WordPress Gripes

One of the things that’s been bugging me the last few months as I’ve taken on “real” projects with WordPress has been consistently striving to increase page load speed.  I’ve run the gamut of learning about the caching plugins (and other related tweaks), optimizing images, you name it.  But on the latest project, this one has really taken it out of control.

For the most part, the WordPress ecosystem is great for your “casual blogger” and you can build a pretty powerful site with the many free plugins available.  But, sometimes, you have to go beyond the free sphere and get into premium plugins.  The most popular/well-known is Gravity Forms.  But there’s a lot of others out there too.  Many of them are what’s considered “freemium” – they have a basic plugin for free, but you have to upgrade to get more features.  Which, if it’s a good plugin, it’s money well spent.
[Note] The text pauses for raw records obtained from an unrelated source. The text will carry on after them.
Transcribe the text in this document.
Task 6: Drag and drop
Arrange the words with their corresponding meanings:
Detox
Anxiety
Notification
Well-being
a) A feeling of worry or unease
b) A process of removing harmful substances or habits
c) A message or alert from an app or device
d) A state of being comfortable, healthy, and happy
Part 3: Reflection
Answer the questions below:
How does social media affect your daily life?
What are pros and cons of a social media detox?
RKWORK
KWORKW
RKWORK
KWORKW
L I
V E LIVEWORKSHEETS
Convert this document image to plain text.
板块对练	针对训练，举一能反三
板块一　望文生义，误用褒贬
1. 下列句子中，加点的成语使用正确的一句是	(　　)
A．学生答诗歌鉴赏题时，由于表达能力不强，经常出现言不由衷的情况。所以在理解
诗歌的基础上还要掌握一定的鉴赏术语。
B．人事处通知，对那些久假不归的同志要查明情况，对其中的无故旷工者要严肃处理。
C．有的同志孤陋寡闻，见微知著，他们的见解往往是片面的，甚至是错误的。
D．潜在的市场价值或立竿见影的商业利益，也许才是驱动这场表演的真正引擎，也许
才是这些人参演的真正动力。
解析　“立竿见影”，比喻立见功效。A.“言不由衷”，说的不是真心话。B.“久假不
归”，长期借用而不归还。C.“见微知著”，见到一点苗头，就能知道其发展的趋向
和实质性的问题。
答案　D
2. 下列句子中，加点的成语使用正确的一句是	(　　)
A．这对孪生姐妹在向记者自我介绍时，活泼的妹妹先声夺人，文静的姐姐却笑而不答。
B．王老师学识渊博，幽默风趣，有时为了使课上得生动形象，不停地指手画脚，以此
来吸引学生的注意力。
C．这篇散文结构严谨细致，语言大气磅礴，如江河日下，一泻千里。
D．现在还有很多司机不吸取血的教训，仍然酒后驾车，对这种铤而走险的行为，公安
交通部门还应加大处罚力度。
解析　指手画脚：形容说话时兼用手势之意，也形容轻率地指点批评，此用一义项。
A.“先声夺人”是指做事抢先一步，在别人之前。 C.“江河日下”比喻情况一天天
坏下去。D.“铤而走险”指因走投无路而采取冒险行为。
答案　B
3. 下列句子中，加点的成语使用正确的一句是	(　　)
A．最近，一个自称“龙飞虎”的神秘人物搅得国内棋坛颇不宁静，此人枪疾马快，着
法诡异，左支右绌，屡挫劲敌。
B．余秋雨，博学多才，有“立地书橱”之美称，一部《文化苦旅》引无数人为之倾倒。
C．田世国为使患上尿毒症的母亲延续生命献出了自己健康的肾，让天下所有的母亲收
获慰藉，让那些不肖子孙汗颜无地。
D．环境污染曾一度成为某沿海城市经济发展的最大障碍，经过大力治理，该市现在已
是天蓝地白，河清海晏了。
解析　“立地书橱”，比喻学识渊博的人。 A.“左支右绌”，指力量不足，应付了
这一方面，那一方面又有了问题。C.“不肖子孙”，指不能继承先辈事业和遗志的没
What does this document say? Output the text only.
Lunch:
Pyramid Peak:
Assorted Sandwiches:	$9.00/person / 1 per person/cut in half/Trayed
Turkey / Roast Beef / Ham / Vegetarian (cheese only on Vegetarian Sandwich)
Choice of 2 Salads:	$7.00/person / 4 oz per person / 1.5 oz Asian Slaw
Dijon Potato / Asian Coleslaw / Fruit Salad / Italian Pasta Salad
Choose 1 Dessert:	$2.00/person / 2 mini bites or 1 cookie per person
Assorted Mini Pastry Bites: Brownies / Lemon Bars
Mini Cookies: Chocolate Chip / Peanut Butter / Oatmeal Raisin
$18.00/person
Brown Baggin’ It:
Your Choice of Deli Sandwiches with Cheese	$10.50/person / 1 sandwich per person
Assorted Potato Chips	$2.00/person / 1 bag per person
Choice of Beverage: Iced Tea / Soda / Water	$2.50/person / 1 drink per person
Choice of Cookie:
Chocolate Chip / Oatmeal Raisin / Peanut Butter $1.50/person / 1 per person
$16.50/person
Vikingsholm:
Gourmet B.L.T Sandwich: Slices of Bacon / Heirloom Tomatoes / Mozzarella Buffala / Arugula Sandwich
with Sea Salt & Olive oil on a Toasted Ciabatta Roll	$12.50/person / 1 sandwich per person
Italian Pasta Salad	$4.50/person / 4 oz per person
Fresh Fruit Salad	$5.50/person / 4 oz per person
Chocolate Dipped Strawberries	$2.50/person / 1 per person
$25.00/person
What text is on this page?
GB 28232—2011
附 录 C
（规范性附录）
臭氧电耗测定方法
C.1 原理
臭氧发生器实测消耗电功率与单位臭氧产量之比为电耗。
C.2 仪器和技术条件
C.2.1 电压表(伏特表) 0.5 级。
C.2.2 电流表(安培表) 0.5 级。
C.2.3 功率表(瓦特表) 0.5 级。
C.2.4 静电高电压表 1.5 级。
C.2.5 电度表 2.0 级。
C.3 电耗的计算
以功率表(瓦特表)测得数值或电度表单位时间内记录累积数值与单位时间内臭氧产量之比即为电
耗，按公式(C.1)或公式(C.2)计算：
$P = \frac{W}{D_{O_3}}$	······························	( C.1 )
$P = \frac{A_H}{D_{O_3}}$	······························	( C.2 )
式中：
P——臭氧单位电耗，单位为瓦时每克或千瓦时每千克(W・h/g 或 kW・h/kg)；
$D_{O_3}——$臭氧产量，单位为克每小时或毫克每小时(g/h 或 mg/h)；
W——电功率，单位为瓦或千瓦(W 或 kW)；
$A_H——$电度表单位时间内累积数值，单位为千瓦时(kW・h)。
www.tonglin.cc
But what’s irking me in the last 48 hours has been trying to optimize the site and reduce the number of external scripts and style calls made on the home page.  The home page is the most critical of any site.  If it doesn’t load fast, the “bounce rate” tends to go up.  Which is never good.

All in all, before I started working on getting the optimizations going, I was sending over 70 HTTP requests to load the home page.  That’s a lot.  It also doesn’t help that the server/hosting isn’t mine and it doesn’t have HTTP KeepAlive enabled, but that’s another story.

The main culprits to my script dilemma –

  1. Automattic’s Jetpack
  2. Connections
  3. WP Events Planner
  4. Wysija

Those 4 plugins were loading unneeded scripts on the front page.  The sad thing is, Wysija & WP Events Planner are “freemium” plugins.  I’ve currently paid for WP Events Planner, and once we get the newsletter system fully running, I’ll pay for Wysija as well.  Jetpack is professional in the sense that it’s maintained and released by the Automattic team.  Even Connections follows the freemium model.

Really, what it boils down to is that I’m disappointed that none of these plugins does a conditional loading of the scripts.  They just load them up without regard to the need for them.

  • Wysija – this one is easy enough, as 95% of it is back-end anyways.  It loads jQuery validation JS and CSS.  But it’s only needed for the widget and/or signup page.  Wouldn’t using the new “has_shortcode” or “is_widget_actve” help here?
  • Connections – this one requires a shortcode placed on a page (or post, I think) to display data.  Again, using the “has_shortcode” tag would be appropriate.  At the very least, using a “is_page” or something in the options would be preferable.
  • Jetpack – this one bugs me most of all.  You tell it that you don’t want to display “likes” on the home page.  What does it do?  It still queues up the scripts and CSS, despite the code never being injected into the template!  Add to that the fact that neither of those things want to seem to cache, so it has to reload them on each page view!  Nevermind that if you want to use jetpack for comments, it still loads “postmessage.js” even when comments aren’t open.
  • WP Events Planner – this one’s just ugly.  It loads an unbelievable number of scripts and CSS and is by far, the biggest offender on this one site.  By my count, it loads 20 different CSS or JS files.  Some of it seems could be accomplished with “has_shortcode” type of conditionals.  Others is just a matter of cleaning up/consolidating the CSS into one file.  Minifying the CSS and JS would be nice as well!

I get that the new has_shortcode was just released in 3.6 and some of these folks have bigger fish to fry than using a brand new code within a few weeks of a major core release, but there are plenty of other conditionals you could use!

So, after doing some quick functioning, I’m now down to 45 HTTP requests on load.  It seems to have cut about 10-15% off the load time (my readings are all over the place from a 600ms load time up to a 2.5s load time).  I could cut a couple of my tracking scripts out, which would help as well.  The next thing I’m going to attack though, is “sprite-ing” my images like the buttons for facebook, twitter, etc.  That will shave another 5-6 requests and should take me under 40 requests.  I’m also debating if I just want to universally unload their JS and combine it into JS that I’m already loading, but I’m not sure if I want to go down that road.

Bottom-line – PLEASE plugin authors – in today’s day and age of page load mattering more and more, use more conditional loading in your plugins!  Not all end-users of your plugins might be theme authors/developers!